Christmas brings with it a lot of joy and festive cheer, and some bizzare traditions as well! From a customary visit to KFC, to set up the table for the dead, here are some Christmas traditions you never knew (or imagined!) existed around the world.
KFC dinner in Japan
In the 1970s, people in Japan would struggle to find a turkey or a chick for Christmas Eve dinner, and would hence find themselves at the next best thing to a chicken dinner – KFC. Thanks to a genius advertising campaign by KFC, surrounding this particular dilemma, a trip to the outlet is now a tradition for people in Japan, and KFC even urges their Japanese customers to order in advance due to the heavy demand.
Hiding brooms in Norway
The people of Norway believe that the arrival of Christmas Eve brings with it evil spirits and bad omens. As a precaution, all households hide all the brooms in the house before going to bed, since brooms are often associated with witchcraft and evil spirits.
Roller-skating to church in Venezuela
Venezuelans certainly believe in making a grand entrance – on roller skates! The residents of Caracas, Venezuela’s capital city, developed a strange tradition of journeying to Christmas Mass on roller skates. The tradition is so religiously observed, that the streets are cleared of traffic to offer worshipers a safe passage to Church.
Spider ornaments in Ukraine
Legend has it that in Ukraine, there once was a woman so poor that she couldn’t afford decorations on her Christmas tree. When she woke up on Christmas morning, she discovered that a spider had covered the tree in a sparkly web. As an ode to that tradition, people in Ukraine adorn their Christmas trees with an artificial spider and web, in addition to the fairy lights and baubles.
Mare-y Christmas in Wales
Certain rural areas of Wales observe a Christmas tradition called ‘Mari Lwyd’. A villager must parade around the streets with a mare’s skull fastened to the end of a pole while the other villagers sing songs. White sheets are you to cover the pole and the person carrying it. Sometimes a spring is fitted into the mare’s jaw to snap at passers-by.
Dining with the Dead in Portugal
During the Christmas feats in Portugal, families set up extra place at the dining table for deceased relatives. This is done to ensure good luck and fortune to all the living members of the household.

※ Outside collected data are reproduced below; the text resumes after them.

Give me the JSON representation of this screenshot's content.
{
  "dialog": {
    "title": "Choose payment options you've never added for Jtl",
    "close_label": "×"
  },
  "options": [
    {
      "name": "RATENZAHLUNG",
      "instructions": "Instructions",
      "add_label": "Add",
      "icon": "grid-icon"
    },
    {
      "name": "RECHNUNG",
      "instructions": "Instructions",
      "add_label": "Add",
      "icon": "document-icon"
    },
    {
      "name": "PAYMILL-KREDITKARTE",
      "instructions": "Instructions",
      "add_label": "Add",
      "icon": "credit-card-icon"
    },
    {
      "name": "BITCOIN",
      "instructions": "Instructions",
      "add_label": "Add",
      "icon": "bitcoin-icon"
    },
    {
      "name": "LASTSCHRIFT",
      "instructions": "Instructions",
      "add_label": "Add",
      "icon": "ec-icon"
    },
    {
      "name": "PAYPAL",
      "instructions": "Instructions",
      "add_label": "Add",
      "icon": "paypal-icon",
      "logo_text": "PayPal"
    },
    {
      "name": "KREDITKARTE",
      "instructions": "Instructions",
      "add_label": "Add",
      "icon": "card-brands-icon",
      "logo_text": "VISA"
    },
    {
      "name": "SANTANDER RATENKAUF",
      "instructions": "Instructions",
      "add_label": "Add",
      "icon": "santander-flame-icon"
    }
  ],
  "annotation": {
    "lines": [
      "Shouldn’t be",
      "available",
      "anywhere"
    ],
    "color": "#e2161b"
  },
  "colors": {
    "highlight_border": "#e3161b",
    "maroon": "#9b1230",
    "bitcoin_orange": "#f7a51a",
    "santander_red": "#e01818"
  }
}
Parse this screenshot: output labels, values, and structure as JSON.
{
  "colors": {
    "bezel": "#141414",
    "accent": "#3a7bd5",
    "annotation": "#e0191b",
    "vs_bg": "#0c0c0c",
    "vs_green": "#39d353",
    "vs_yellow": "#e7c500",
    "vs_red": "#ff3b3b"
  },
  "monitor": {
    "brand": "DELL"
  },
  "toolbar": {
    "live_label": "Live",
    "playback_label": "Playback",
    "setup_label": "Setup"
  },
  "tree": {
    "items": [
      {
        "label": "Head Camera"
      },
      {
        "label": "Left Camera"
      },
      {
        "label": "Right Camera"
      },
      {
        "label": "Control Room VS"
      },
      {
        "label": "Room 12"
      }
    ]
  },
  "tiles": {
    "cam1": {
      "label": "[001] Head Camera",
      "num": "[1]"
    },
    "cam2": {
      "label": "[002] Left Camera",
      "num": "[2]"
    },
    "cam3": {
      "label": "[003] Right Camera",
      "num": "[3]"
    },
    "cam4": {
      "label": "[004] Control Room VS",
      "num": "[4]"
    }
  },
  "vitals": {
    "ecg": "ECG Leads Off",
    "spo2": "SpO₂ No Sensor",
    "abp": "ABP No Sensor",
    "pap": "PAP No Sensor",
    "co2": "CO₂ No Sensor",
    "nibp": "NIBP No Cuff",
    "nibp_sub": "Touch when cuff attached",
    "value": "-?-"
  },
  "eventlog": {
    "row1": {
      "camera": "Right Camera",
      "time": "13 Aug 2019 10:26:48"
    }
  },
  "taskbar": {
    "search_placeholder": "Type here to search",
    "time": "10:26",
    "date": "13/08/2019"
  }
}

Radish exhibition in Mexico
The residents of the Mexican city of Oaxaca host an exhibition of sculptures made from radishes. The theme is usually scenes from the nativity, and the winner gets their photo featured in next day’s newspaper. Although the origin of the tradition are unknown, residents are believed to have place radish figures outside their houses as a substitute for a snowman.